Saint Augustine of Hippo


Born: Nov 13, 354 in Thagaste, Numidia (now Souk Ahras, Algeria)
Died: Aug 28, 430 (at age 75) in Hippo Regius, Numidia (now modern-day Annaba, Algeria)
Nationality: Latin
Fields: Christian theology
Famous For: Bishop of Hippo Regius

Saint Augustine of Hippo (354-430), a Christian theologian, is ranked first among the early fathers of the church.

Family Life and Early Years

Augustine, whose Latin name was Aurelius Augustinus, was born at Tagaste in Numidia, which is now the Algerian city of Souk Ahras. Then it was part of Rome’s African empire. His mother, Monica, is also a saint. Patricius, his father, recognized his intelligence early and made sure he received a stellar education.

Augustine went to school at Carthage. As a young man, he began to study various philosophies and taught grammar in Tagaste and then rhetoric in Carthage. But Augustine thought his students were so undisciplined that he tried to develop a school in Rome. However, the Roman students were indifferent and did not pay him for his services.

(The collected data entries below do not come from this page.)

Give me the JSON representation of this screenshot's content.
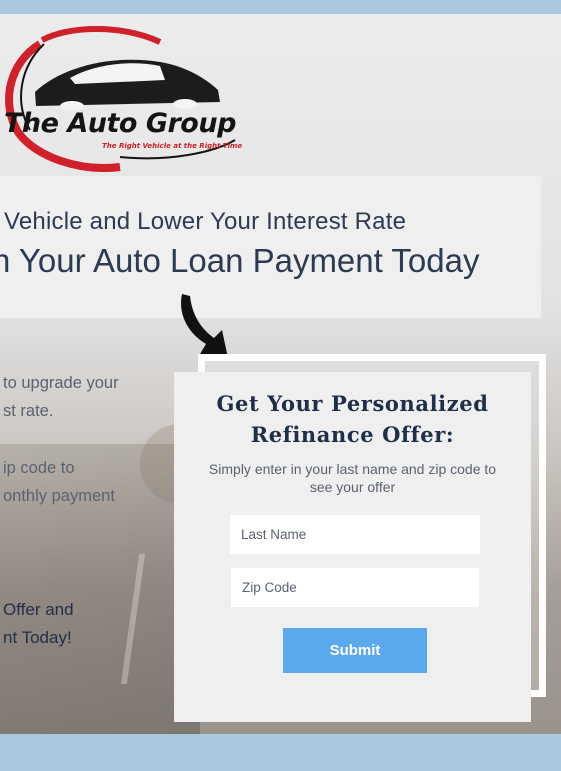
{
  "logo": {
    "name": "The Auto Group",
    "tagline": "The Right Vehicle at the Right Time"
  },
  "headline": {
    "line1": "Vehicle and Lower Your Interest Rate",
    "line2": "n Your Auto Loan Payment Today"
  },
  "left_copy": {
    "block1": [
      "to upgrade your",
      "st rate."
    ],
    "block2": [
      "ip code to",
      "onthly payment"
    ],
    "block3": [
      "Offer and",
      "nt Today!"
    ]
  },
  "form": {
    "title_line1": "Get Your Personalized",
    "title_line2": "Refinance Offer:",
    "subtitle": "Simply enter in your last name and zip code to see your offer",
    "last_name_placeholder": "Last Name",
    "zip_placeholder": "Zip Code",
    "submit_label": "Submit"
  },
  "colors": {
    "accent": "#5aa9ec",
    "navy": "#1f2e49",
    "brand_red": "#d0202a",
    "page_bg": "#a9c8dd"
  },
  "icons": [
    "arrow-down-right-icon",
    "car-logo-icon"
  ]
}
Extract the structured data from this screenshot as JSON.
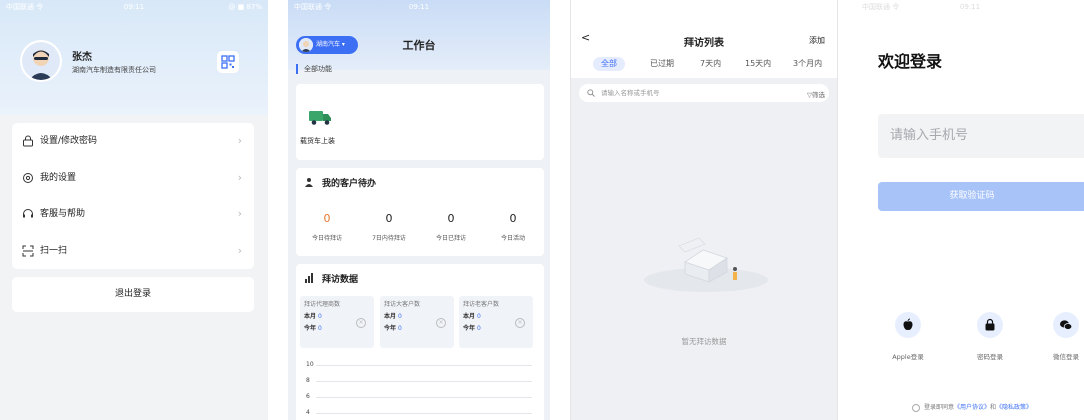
{
  "statusbar": {
    "s1_left": "中国联通 令",
    "s1_time": "09:11",
    "s1_right": "@ ■ 87%",
    "s2_left": "中国联通 令",
    "s2_time": "09:11",
    "s4_left": "中国联通 令",
    "s4_time": "09:11"
  },
  "profile": {
    "name": "张杰",
    "company": "湖南汽车制造有限责任公司",
    "menu": [
      {
        "label": "设置/修改密码",
        "icon": "lock-icon"
      },
      {
        "label": "我的设置",
        "icon": "settings-icon"
      },
      {
        "label": "客服与帮助",
        "icon": "headset-icon"
      },
      {
        "label": "扫一扫",
        "icon": "scan-icon"
      }
    ],
    "logout": "退出登录"
  },
  "workbench": {
    "org": "湖南汽车",
    "title": "工作台",
    "all_functions": "全部功能",
    "truck_label": "载货车上装",
    "todo_title": "我的客户待办",
    "kpis": [
      {
        "value": "0",
        "label": "今日待拜访",
        "color": "#e8772e"
      },
      {
        "value": "0",
        "label": "7日内待拜访",
        "color": "#222222"
      },
      {
        "value": "0",
        "label": "今日已拜访",
        "color": "#222222"
      },
      {
        "value": "0",
        "label": "今日活动",
        "color": "#222222"
      }
    ],
    "visit_title": "拜访数据",
    "visit_boxes": [
      {
        "title": "拜访代理商数",
        "month_label": "本月",
        "month": "0",
        "year_label": "今年",
        "year": "0"
      },
      {
        "title": "拜访大客户数",
        "month_label": "本月",
        "month": "0",
        "year_label": "今年",
        "year": "0"
      },
      {
        "title": "拜访老客户数",
        "month_label": "本月",
        "month": "0",
        "year_label": "今年",
        "year": "0"
      }
    ],
    "y_ticks": [
      "10",
      "8",
      "6",
      "4"
    ]
  },
  "visits": {
    "title": "拜访列表",
    "add": "添加",
    "tabs": [
      "全部",
      "已过期",
      "7天内",
      "15天内",
      "3个月内"
    ],
    "search_placeholder": "请输入名称或手机号",
    "filter": "筛选",
    "empty_text": "暂无拜访数据"
  },
  "login": {
    "welcome": "欢迎登录",
    "phone_placeholder": "请输入手机号",
    "get_code": "获取验证码",
    "options": [
      {
        "label": "Apple登录",
        "icon": "apple-icon"
      },
      {
        "label": "密码登录",
        "icon": "lock-icon"
      },
      {
        "label": "微信登录",
        "icon": "wechat-icon"
      }
    ],
    "agree_prefix": "登录即同意",
    "agree_link1": "《用户协议》",
    "agree_mid": "和",
    "agree_link2": "《隐私政策》"
  },
  "colors": {
    "accent": "#3d6ff4",
    "orange": "#e8772e"
  }
}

As a result, he went to Milan in 384 to take a position as a teacher of rhetoric. He returned to Christianity under the influence of Saint Ambrose, who was then the bishop of Milan.

Augustine and Manichaeism

Augustine began life as a Christian, but when he was a young man, he converted to Manichaeism, a popular philosophy which posited a world divided between good and evil. For many years he led a life of dissolution. During this time he had a mistress and a son born out of wedlock.

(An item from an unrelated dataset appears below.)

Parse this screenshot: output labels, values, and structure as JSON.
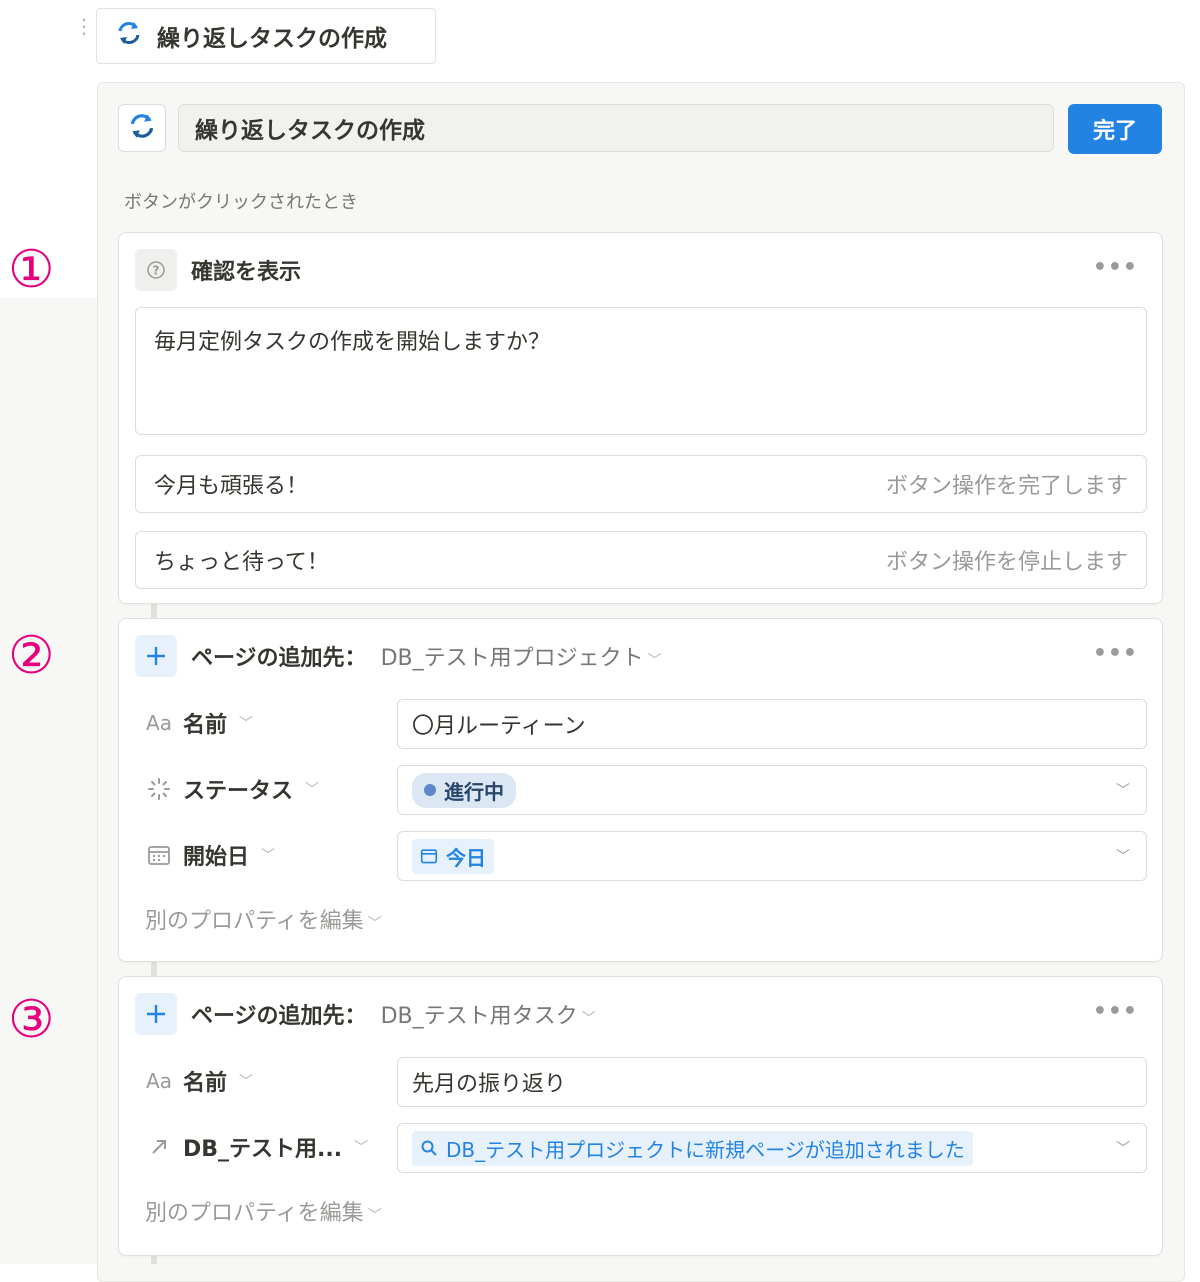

After Augustine converted to Christianity in 389, he abandoned his mistress, even though his son had also been converted to Christianity. But even before this, Augustine became disillusioned with Manichaeism and Monica, his mother, urged him to rejoin the Christian faith. She also urged him to abandon his mistress and enter into a real marriage. But Augustine neither married, returned to the mother of his child, nor to another woman that he had taken as a mistress. Augustine’s friend, Alypius, who was the bishop of Tagaste, also warned him against marrying.

Soon after his conversion, both Augustine’s mother and his son died and he turned his family’s estate into a monastery.

Augustine’s Conversion

Augustine’s’ conversion to Christianity was a watershed moment for the Catholic Church because he produced many great writings that defended the church. Some of them are influential even today. Among the concepts that he explored were those of just wars and original sin.

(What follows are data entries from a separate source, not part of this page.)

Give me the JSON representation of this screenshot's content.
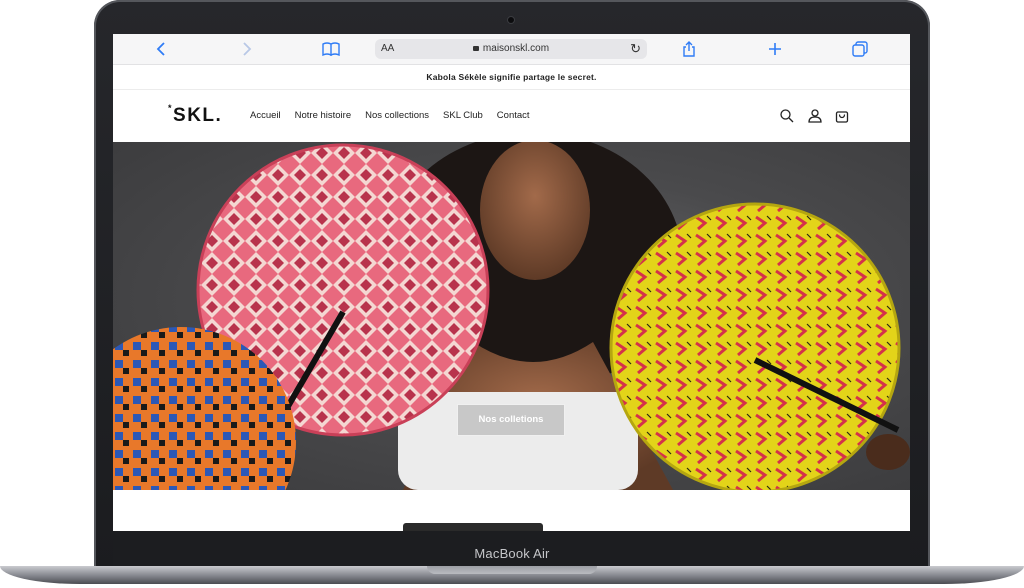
{
  "device": {
    "label": "MacBook Air"
  },
  "browser": {
    "back_icon": "chevron-left-icon",
    "forward_icon": "chevron-right-icon",
    "bookmarks_icon": "book-icon",
    "reader_label": "AA",
    "url": "maisonskl.com",
    "reload_icon": "reload-icon",
    "share_icon": "share-icon",
    "new_tab_icon": "plus-icon",
    "tabs_icon": "tabs-icon"
  },
  "announcement": "Kabola Sékèle signifie partage le secret.",
  "header": {
    "logo_star": "*",
    "logo": "SKL.",
    "nav": [
      "Accueil",
      "Notre histoire",
      "Nos collections",
      "SKL Club",
      "Contact"
    ],
    "icons": [
      "search-icon",
      "account-icon",
      "cart-icon"
    ]
  },
  "hero": {
    "cta_label": "Nos colletions"
  },
  "colors": {
    "accent": "#2f7cf6",
    "fan_pink": "#e8697e",
    "fan_yellow": "#e3d419",
    "fan_orange": "#e8782a",
    "fan_blue": "#2c58b6"
  }
}
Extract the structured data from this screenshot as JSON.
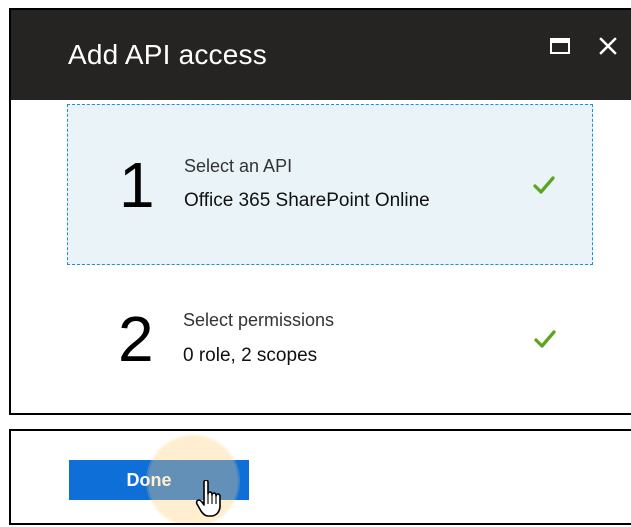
{
  "dialog": {
    "title": "Add API access",
    "maximize_icon": "maximize-icon",
    "close_icon": "close-icon",
    "background_color": "#252423"
  },
  "steps": [
    {
      "number": "1",
      "title": "Select an API",
      "subtitle": "Office 365 SharePoint Online",
      "state": "active",
      "icon": "checkmark-icon",
      "accent_color": "#1594d4"
    },
    {
      "number": "2",
      "title": "Select permissions",
      "subtitle": "0 role, 2 scopes",
      "state": "complete",
      "icon": "checkmark-icon"
    }
  ],
  "footer": {
    "done_label": "Done",
    "button_color": "#0f6fd8",
    "cursor_icon": "pointer-cursor-icon",
    "cursor_highlight_color": "#ffcd78"
  }
}
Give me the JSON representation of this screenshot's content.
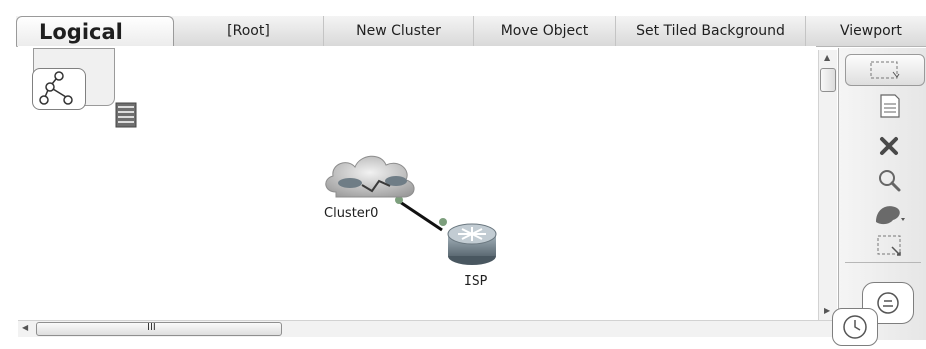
{
  "toolbar": {
    "tabs": [
      {
        "label": "Logical"
      },
      {
        "label": "[Root]"
      },
      {
        "label": "New Cluster"
      },
      {
        "label": "Move Object"
      },
      {
        "label": "Set Tiled Background"
      },
      {
        "label": "Viewport"
      }
    ]
  },
  "workspace": {
    "devices": [
      {
        "label": "Cluster0",
        "icon": "cluster-cloud-icon"
      },
      {
        "label": "ISP",
        "icon": "router-icon"
      }
    ]
  },
  "scrollbars": {
    "horizontal_grip": "III"
  },
  "tools": [
    {
      "icon": "select-icon"
    },
    {
      "icon": "note-icon"
    },
    {
      "icon": "delete-icon"
    },
    {
      "icon": "inspect-icon"
    },
    {
      "icon": "shape-icon"
    },
    {
      "icon": "resize-icon"
    }
  ],
  "modes": [
    {
      "icon": "simulation-icon"
    },
    {
      "icon": "realtime-clock-icon"
    }
  ],
  "colors": {
    "toolbar_bg": "#d9d9d9",
    "cable": "#111111",
    "link_dot": "#7d9f7d",
    "router": "#7f8f99"
  }
}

He also taught that human freedom was dependent on the grace of Jesus Christ. Two of his works in particular, The City of God and Confessions, are still widely read today. The City of God is a defense of Christianity and the Catholic Church, while Confessions is an account of his early life and conversion.

Works and Philosophy

Augustine believed that human beings were made up of a perfect connection of body and soul, or at least the union was perfect until the Fall in the Garden of Eden. He also studied astrology and believed it to be a legitimate science. He did not believe that God created the universe in a literal six days, but on the other hand, he did believe that Christ would literally set up a 1,000 year reign on earth, though it would not be of the flesh.

Augustine’s Later Years

Augustine became the bishop of the North African city of Hippo in 395. He died during the siege of the Vandals in 430. He is a saint in the Catholic and Anglican churches and he is the patron saint of theologians, printers, brewers and many cities around the world. His feast day is August 28, which was the day he died.